AK Parti Genel Başkan Yardımcısı ve Bingöl milletvekili Cevdet Yılmaz, faiz harcamalarına yönelik olarak, "2002 yılında faiz harcamaları bütçenin toplam harcamalarının yüzde 43'ünün üzerinde olduğunu hatırlatarak, "Milli gelire oranla yüzde 14,4; vergi gelirlerimize oranla yüzde 86 faize giden kaynaklar vardı yani topladığımız 100 liralık verginin 86 lirası sadece faiz ödemelerine gidiyordu. Bu süreçte, 2017 kesin rakamları itibarıyla baktığımız zaman bu oranın yani vergilerden faize giden oranın yüzde 10,6'ya kadar düştüğünü görüyoruz. Vergi gelirlerimizin artık yüzde 90'ına yakını başka harcamalara tahsis edilecek durumda. Çok küçük bir hesap yaptığımızda, bu yıl bakın, geçmiş oranlarla faiz ödemiş olsaydık ne olurdu?
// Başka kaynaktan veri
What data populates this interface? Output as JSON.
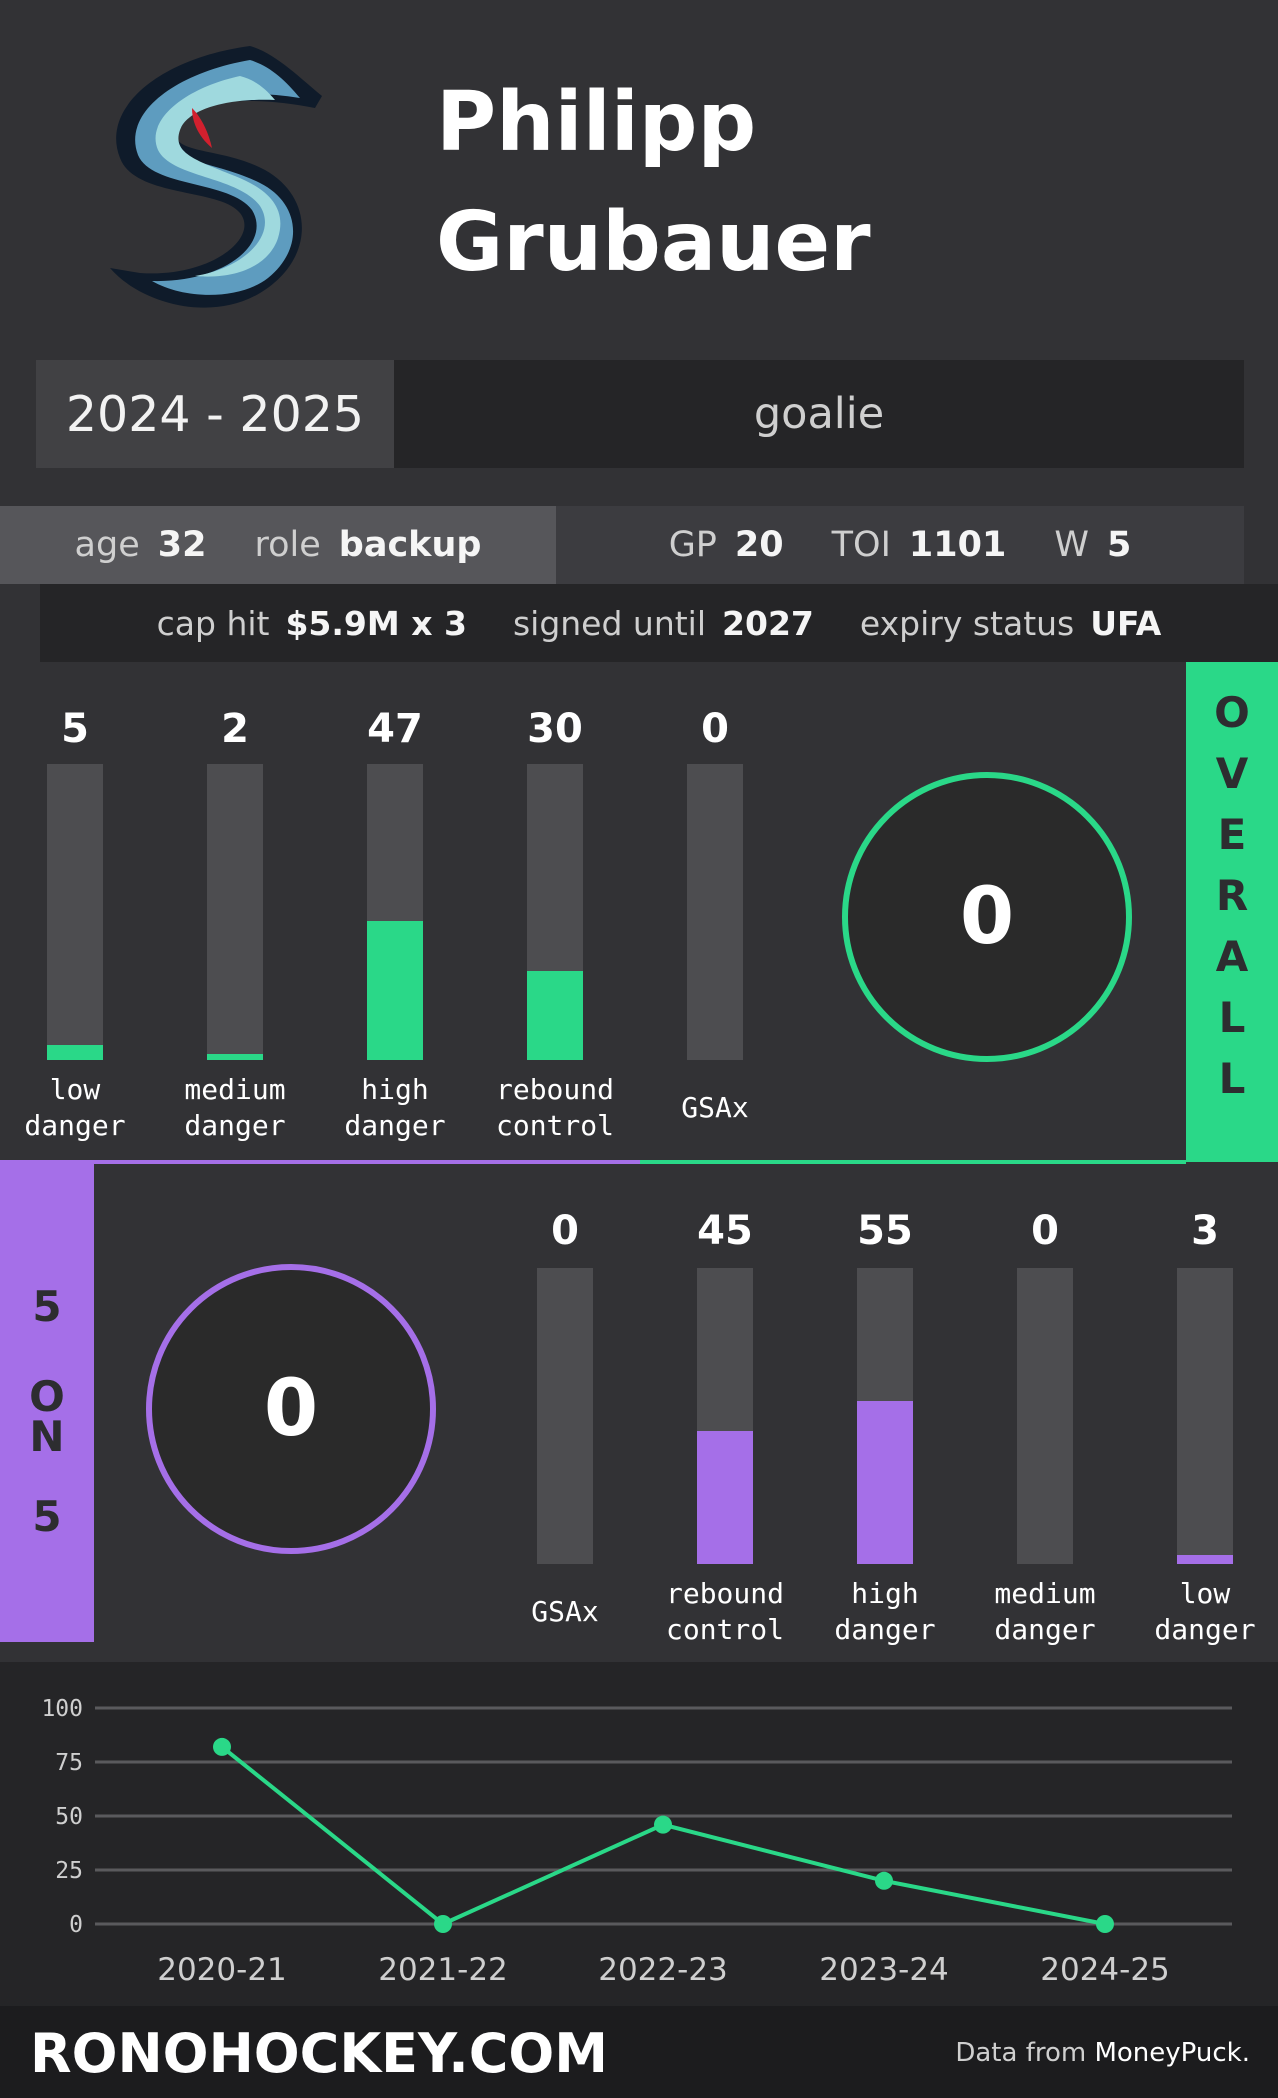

Geçmiş oranlarla faiz ödüyor olsaydık 2019 yılı bütçesinden 413 milyar lira civarında bir kaynağı faize ödemiş olacaktık. Oysa ki bütçemizdeki rakam bunun çok çok gerisinde. Yaklaşık 300 milyar liralık bir tasarrufun söz konusu olduğunu söyleyebiliriz" ifadelerini kullandı.
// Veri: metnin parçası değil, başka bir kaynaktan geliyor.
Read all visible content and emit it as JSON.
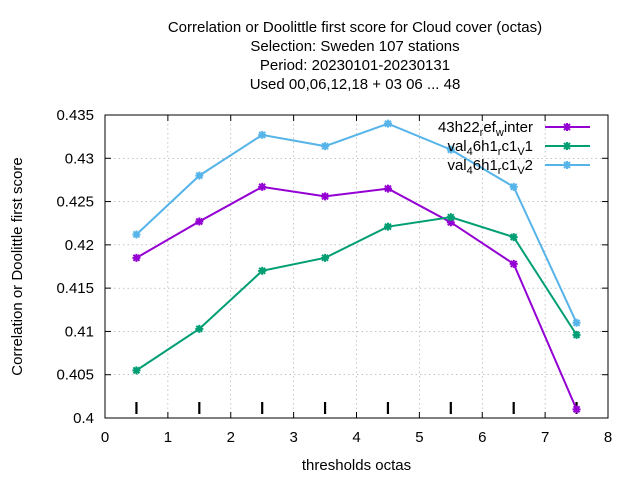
{
  "chart_data": {
    "type": "line",
    "title_lines": [
      "Correlation or Doolittle first score  for Cloud cover (octas)",
      "Selection: Sweden    107 stations",
      "Period: 20230101-20230131",
      "Used  00,06,12,18  + 03 06 ... 48"
    ],
    "xlabel": "thresholds octas",
    "ylabel": "Correlation or Doolittle first score",
    "xlim": [
      0,
      8
    ],
    "ylim": [
      0.4,
      0.435
    ],
    "x_ticks": [
      "0",
      "1",
      "2",
      "3",
      "4",
      "5",
      "6",
      "7",
      "8"
    ],
    "y_ticks": [
      "0.4",
      "0.405",
      "0.41",
      "0.415",
      "0.42",
      "0.425",
      "0.43",
      "0.435"
    ],
    "grid": true,
    "legend_position": "top-right",
    "x": [
      0.5,
      1.5,
      2.5,
      3.5,
      4.5,
      5.5,
      6.5,
      7.5
    ],
    "series": [
      {
        "name": "43h22_ref_winter",
        "legend": {
          "base": "43h22",
          "sub1": "r",
          "mid": "ef",
          "sub2": "w",
          "tail": "inter"
        },
        "color": "#9400d3",
        "values": [
          0.4185,
          0.4227,
          0.4267,
          0.4256,
          0.4265,
          0.4226,
          0.4178,
          0.401
        ]
      },
      {
        "name": "val_46h1_rc1_v1",
        "legend": {
          "base": "val",
          "sub1": "4",
          "mid": "6h1",
          "sub2": "r",
          "mid2": "c1",
          "sub3": "V",
          "tail": "1"
        },
        "color": "#009e73",
        "values": [
          0.4055,
          0.4103,
          0.417,
          0.4185,
          0.4221,
          0.4232,
          0.4209,
          0.4096
        ]
      },
      {
        "name": "val_46h1_rc1_v2",
        "legend": {
          "base": "val",
          "sub1": "4",
          "mid": "6h1",
          "sub2": "r",
          "mid2": "c1",
          "sub3": "V",
          "tail": "2"
        },
        "color": "#56b4e9",
        "values": [
          0.4212,
          0.428,
          0.4327,
          0.4314,
          0.434,
          0.431,
          0.4267,
          0.411
        ]
      }
    ]
  }
}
Türkiye ekonomisinin 2003-2017 döneminde yıllık ortalama yüzde 5,7 büyüdüğünü söyleyen Yılmaz, "Geçen yıl itibarıyla 17'nci olmuş dünyada, satın alma gücü paritesiyle ise 13'üncü büyük ekonomi konumuna yükselmiştir. Nominal rakamlar kurdan etkilense bile satın alma gücü etkilenmiyor biliyorsunuz fiziki mal paketleri üzerinden hesaplandığı için. Nominal olarak baktığımızda 230 milyar dolarlık bir ekonomiden 850 milyar dolarlık bir ekonomiye yükselmişiz. 3 bin 500 dolardan 10 bin dolarlara ulaşan kişi başına gelir oluşmuş. Uluslararası standartlarla bakıldığında ise Türkiye alt orta gelir grubundan üst orta gelir grubuna terfi etmiş bu süreçte. Şimdi önümüzde yeni hedef yüksek gelirli ülkeler ligine çıkmak. Bunun da uluslararası göstergesi 12 bin-12 bin 500 dolarlık kişi başına aşmayla mümkün" şeklinde konuştu.
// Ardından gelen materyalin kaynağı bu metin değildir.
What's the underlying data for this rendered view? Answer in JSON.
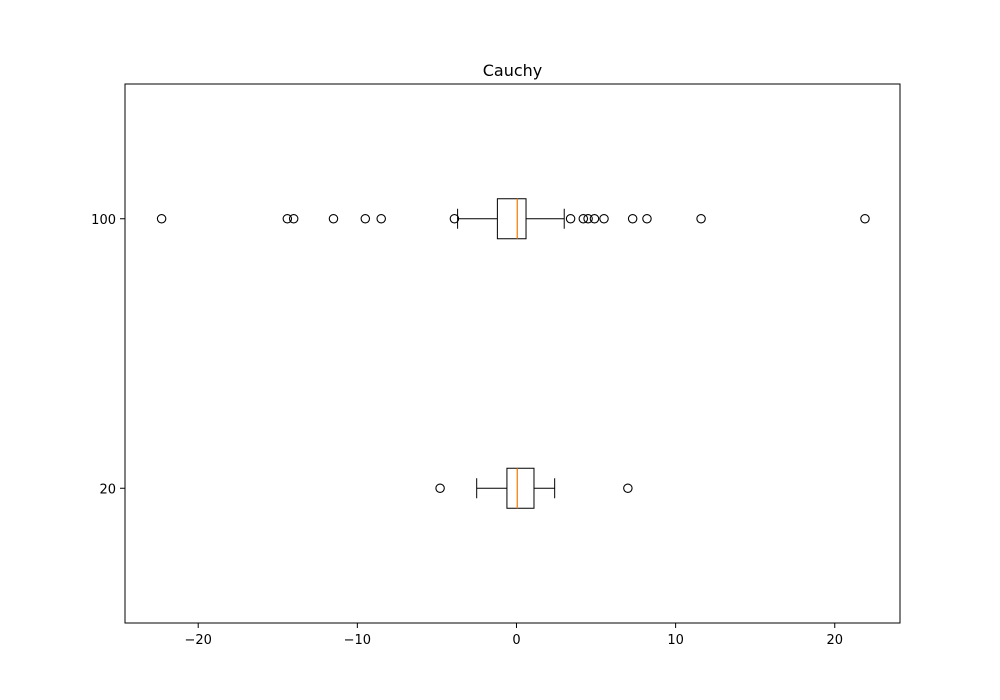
{
  "chart_data": {
    "type": "boxplot",
    "orientation": "horizontal",
    "title": "Cauchy",
    "xlabel": "",
    "ylabel": "",
    "xlim": [
      -24.6,
      24.1
    ],
    "x_ticks": [
      -20,
      -10,
      0,
      10,
      20
    ],
    "x_tick_labels": [
      "−20",
      "−10",
      "0",
      "10",
      "20"
    ],
    "grid": false,
    "colors": {
      "box": "#000000",
      "median": "#ff7f0e",
      "flier": "#000000"
    },
    "boxes": [
      {
        "category": "20",
        "whisker_low": -2.5,
        "q1": -0.6,
        "median": 0.05,
        "q3": 1.1,
        "whisker_high": 2.4,
        "fliers": [
          -4.8,
          7.0
        ]
      },
      {
        "category": "100",
        "whisker_low": -3.7,
        "q1": -1.2,
        "median": 0.05,
        "q3": 0.6,
        "whisker_high": 3.0,
        "fliers": [
          -22.3,
          -14.4,
          -14.0,
          -11.5,
          -9.5,
          -8.5,
          -3.9,
          3.4,
          4.2,
          4.5,
          4.9,
          5.5,
          7.3,
          8.2,
          11.6,
          21.9
        ]
      }
    ]
  }
}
Yılmaz, şunları kaydetti: "Şimdi, bir hatip konuşurken '2007'ye kadar AK Parti çok başarılıydı' dedi; sağ olsun, başarılarımızı çok övdü ama hepsini kendisine kişisel olarak mal etti. 'Türkiye, 2007'den sonra hiçbir başarısı kalmadı, ben gittim her şey çöktü' dedi. Şimdi, bakın, OECD ülkelerinde 2007-2017 arasındaki ekonomik büyüme performansı OECD dünyanın en önemli örgütlerinden. Türkiye 2007'nin son çeyreği ile 2017'nin son çeyreği arasında yüzde 60'a yakın reel büyüme kaydetmiş, OECD ülkeleri arasında 1 numara olmuştur. Demek ki sayın hatibin olmadığı dönemlerde de Türkiye büyümeye devam etmiş. Konuşmasında da -bir arkadaşımız saymış- 66 defa "ben" kelimesi geçiyor. 'Ben' kelimelerini çıkardığınız zaman konuşmadan geriye fazla da bir şey kalmıyor doğrusu. Bu büyüme performansımızı devam ettireceğiz ama aynı zamanda kapsayıcı bir büyüme çabasını da devam ettireceğiz. 'Kapsayıcı büyüme' derken kastettiğimiz, büyümenin nimetlerini topluma yaymak, daha fazla istihdam üretmek, KOBİ'leri güçlendirmek, bölgesel gelişme farklılıklarını azaltmak."